Alors qu'elle n'avait fait l'objet que de travaux ponctuels d'entretien depuis 1863, la tour Pey-Berland, en plein coeur de Bordeaux, bénéficie d'une véritable cure de rajeunissement. Rachetée par l'Etat en 1850, elle est classée monument historique en 1848, mais les débuts de sa construction remontent à 1440 et elle avait été achevée en 1500. Mais le temps et les hommes l'avaient maltraitée avant que l'Etat n'en fasse l'acquisition et ne procède à cette grande campagne de restauration en 1863, close par l'arrivée de la statue de Notre-Dame-d'Aquitaine, à son sommet, créée par l'orfèvre parisien Chertier.
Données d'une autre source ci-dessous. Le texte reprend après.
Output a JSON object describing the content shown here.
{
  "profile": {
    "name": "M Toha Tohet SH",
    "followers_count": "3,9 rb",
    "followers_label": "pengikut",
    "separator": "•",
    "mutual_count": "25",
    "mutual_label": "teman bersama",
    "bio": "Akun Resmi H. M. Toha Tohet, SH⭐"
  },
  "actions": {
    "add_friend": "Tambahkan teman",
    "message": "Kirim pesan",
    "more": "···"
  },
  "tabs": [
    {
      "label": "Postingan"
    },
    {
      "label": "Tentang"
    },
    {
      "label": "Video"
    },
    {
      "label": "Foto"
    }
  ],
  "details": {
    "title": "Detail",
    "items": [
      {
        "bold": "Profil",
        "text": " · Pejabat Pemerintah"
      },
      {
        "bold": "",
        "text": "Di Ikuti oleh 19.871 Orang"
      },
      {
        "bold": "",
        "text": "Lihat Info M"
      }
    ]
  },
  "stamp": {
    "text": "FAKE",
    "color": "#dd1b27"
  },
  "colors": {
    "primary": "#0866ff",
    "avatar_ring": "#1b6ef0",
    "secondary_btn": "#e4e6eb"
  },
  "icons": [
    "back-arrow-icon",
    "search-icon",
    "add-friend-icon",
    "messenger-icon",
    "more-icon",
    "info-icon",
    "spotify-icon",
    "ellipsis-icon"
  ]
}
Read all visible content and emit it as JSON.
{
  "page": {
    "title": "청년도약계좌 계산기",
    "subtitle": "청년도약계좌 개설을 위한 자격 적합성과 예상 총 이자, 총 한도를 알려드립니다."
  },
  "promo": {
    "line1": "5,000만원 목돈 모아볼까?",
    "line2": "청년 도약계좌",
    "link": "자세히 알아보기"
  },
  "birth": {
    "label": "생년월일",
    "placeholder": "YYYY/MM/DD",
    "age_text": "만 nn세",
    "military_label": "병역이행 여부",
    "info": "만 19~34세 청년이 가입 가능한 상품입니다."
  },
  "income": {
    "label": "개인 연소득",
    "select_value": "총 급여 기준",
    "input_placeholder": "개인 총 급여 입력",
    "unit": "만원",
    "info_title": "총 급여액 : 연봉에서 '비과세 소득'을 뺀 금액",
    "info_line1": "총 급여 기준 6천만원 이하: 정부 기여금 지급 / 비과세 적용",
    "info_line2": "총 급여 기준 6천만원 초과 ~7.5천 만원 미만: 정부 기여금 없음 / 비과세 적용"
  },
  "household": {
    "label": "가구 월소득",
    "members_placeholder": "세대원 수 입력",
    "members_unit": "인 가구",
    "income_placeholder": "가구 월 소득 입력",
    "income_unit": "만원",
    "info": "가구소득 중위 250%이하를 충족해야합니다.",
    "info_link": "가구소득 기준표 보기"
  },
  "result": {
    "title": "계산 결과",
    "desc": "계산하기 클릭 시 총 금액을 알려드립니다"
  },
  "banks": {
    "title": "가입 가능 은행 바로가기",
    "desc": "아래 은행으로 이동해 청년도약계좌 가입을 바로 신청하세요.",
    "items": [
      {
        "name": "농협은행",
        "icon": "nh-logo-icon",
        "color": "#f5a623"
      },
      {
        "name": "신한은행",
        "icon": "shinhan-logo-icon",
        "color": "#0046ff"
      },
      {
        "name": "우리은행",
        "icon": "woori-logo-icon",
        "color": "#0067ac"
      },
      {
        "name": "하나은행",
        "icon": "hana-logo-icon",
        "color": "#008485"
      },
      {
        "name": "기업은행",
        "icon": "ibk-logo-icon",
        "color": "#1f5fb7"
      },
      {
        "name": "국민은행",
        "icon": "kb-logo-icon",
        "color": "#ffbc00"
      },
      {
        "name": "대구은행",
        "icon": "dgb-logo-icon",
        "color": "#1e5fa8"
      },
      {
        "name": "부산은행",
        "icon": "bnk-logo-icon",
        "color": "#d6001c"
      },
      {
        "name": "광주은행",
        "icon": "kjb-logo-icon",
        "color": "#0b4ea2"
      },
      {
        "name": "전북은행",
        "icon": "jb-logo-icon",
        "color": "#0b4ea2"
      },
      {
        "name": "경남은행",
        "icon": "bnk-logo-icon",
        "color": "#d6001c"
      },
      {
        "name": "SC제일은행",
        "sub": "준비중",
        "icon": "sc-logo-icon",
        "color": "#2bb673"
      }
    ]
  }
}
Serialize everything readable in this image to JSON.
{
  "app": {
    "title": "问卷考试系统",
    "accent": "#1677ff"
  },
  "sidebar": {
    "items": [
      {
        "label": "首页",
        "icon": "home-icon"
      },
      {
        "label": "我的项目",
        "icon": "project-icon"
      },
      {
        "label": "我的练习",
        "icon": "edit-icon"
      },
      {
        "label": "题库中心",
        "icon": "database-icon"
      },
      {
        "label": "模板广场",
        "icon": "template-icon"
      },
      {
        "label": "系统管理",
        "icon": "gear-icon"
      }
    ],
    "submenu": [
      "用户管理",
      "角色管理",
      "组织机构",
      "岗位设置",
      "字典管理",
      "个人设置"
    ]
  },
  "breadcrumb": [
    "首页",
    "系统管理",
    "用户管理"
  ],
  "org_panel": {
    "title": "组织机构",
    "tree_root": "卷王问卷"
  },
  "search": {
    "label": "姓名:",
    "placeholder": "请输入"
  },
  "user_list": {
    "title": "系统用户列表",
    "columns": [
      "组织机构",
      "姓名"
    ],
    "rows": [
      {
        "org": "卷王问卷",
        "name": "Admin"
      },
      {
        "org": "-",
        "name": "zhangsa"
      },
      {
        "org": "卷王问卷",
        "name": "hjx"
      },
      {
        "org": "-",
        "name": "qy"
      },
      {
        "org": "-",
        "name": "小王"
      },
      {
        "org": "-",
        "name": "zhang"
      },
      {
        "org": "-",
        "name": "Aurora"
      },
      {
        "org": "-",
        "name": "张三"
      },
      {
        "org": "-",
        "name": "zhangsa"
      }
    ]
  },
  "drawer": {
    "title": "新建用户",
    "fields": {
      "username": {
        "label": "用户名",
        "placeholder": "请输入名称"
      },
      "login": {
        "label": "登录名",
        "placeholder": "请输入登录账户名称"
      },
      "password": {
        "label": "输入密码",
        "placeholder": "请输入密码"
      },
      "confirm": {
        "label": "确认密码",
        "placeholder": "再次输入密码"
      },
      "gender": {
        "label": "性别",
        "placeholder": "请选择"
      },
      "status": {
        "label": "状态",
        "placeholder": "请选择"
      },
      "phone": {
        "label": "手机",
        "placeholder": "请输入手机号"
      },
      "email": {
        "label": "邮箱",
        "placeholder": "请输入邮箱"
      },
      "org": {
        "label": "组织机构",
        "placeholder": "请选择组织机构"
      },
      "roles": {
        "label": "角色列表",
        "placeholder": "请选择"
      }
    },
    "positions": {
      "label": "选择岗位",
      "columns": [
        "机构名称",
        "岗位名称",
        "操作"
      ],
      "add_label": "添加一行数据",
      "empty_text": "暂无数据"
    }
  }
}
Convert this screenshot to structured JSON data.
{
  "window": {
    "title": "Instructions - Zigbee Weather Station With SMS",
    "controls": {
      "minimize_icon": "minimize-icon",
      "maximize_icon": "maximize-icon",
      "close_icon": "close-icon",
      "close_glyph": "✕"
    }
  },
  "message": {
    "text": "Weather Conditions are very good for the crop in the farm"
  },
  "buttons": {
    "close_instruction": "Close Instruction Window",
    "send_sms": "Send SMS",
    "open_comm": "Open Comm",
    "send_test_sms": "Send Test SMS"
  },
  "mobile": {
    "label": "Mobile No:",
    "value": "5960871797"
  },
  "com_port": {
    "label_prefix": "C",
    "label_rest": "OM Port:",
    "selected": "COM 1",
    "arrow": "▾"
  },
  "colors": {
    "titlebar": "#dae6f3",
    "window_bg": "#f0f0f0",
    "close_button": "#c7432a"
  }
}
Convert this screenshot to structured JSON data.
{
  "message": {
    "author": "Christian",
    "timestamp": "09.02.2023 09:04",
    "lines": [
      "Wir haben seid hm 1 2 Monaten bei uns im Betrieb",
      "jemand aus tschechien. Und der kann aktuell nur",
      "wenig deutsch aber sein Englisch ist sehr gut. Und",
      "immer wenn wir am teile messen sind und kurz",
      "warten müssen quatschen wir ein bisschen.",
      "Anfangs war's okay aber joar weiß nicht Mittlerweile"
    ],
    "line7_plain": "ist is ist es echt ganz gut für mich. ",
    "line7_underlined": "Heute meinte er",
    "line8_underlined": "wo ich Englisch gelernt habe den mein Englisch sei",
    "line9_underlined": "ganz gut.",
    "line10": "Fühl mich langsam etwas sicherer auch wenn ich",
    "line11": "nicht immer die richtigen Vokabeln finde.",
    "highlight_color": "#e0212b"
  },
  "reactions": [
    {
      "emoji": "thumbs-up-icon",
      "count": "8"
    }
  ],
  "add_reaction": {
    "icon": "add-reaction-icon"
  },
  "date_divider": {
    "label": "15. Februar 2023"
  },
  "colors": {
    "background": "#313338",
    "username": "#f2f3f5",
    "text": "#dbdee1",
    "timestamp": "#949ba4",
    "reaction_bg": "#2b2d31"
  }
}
2,65 millions d'euros de travaux
Malgré les interventions ponctuelles qui ont été réalisées entre-temps, la tour demandait à faire l'objet, à nouveau, d'une grande révision. Un coup de vent en août 1999 et la tempête de décembre 1999 l'avaient fortement ébranlée et il a fallu la mettre en sécurité. En l'étudiant de près à cette occasion, « on s'est rendu compte qu'elle était plus malade qu'elle ne le paraissait », commente Patrick Lemaître, ingénieur du patrimoine, à la DRAC Aquitaine qui suit le chantier, la DRAC assurant la maîtrise d'ouvrage. Le chantier de 2 656 943 euros financé par l'Etat (ministère de la Culture et de la Communication) commencé en janvier 2002 sera terminé en juillet 2003 pour ne pas perturber les travaux de la place Pey-Berland. La première tranche - travaux sur la flèche et restauration de la Vierge - a été terminée fin septembre 2002, la deuxième tranche, qui concerne la façade ouest, s'achève en mars 2003.
Les deux autres phases ont un calendrier globalisé. Travail spectaculaire, la rénovation de la Vierge culmine à 66 m sur une tour de 60 m. Composée d'une quinzaine de morceaux de cuivre, elle a été entièrement démontée pour que ces derniers soient restaurés. Elle a été rivetée en atelier et recouverte de cinq couches d'apprêt avant que l'on dépose, en finition, des feuilles d'or, soit 184 grammes d'or en tout. La dorure étant elle-même protégée par une dernière finition. La structure de la statue en acier, très rouillée, a été remplacée par de l'Inox et la tige métallique qui s'enfonce dans le cône de la tour a été rallongée pour que Notre-Dame-d'Aquitaine s'ancre sur un support de 17,7 tonnes, ce qui sécurise sa fixation. Elle a été remontée en un seul morceau par l'entreprise de levage Moraud.
La pierre de Frontenac, qui compose la tour, a été nettoyée par un gommage au carbonate de calcium - billes de calcaire de 100 microns de même dureté que la pierre - dans un brouillard d'eau pour humidifier la salissure et la rendre plus soluble tout en captant la poussière.
Les éléments de relief et la charpente consolidés
Le travail est fait selon un angle d'attaque de 60° pour que l'intervention soit moins agressive. Les pierres qui ont dû être changées, sur une profondeur de 40 centimètres et plus, ont été solidarisées avec l'ensemble de la pierre qui les entourait par injection de coulis de chaux hydraulique passant par les trous ménagés dans les joints.
En ce qui concerne les éléments en relief, ceux qui en ont eu besoin ont été consolidés grâce à l'injection d'une résine qui polymérise à l'intérieur et solidifie le tout mais ne constitue pas un film étanche.
Par ailleurs, la charpente a été consolidée, les planchers des deux chambres des cloches ont été refaits et des abat-son ont été ajoutés aux baies. En fait, sur les quatre cloches de la tour, la plus petite était sur la même fréquence que cette dernière, la mettait en résonance, ce qui faisait travailler le bâtiment. Cette cloche a été «re-axée» pour que le phénomène soit réduit ou disparaisse. De nouvelles mesures seront prises à l'issue des travaux pour vérifier que le problème est bien résolu.
Fiche technique
Maîtrise d'ouvrage : DRAC, Conservation régionale des Monuments historiques
Maîtrise d'oeuvre : Michel Goutal, architecte en chef des Monuments historiques
Vérification : Dominique Léglise, vérificateur de monuments historiques
Coordonnateur sécurité : IDHS
Bureau de contrôle : Veritas
Maçonnerie, pierre de taille : Quélin, Cazenave
Echafaudage : D.Loc.Mat
Sculpture : Renaux, Lebon
Consolidation de pierre : Groux
Charpente-menuiserie : Limouzin
Ferronnerie : fonderie de Coubertn
Dorure : Roussel
Levage : Moraud.
PHOTO : La tempête de décembre 1999 avait fortement ébranlé la tour Pey-Berland, qu'il a fallu mettre en sécurité.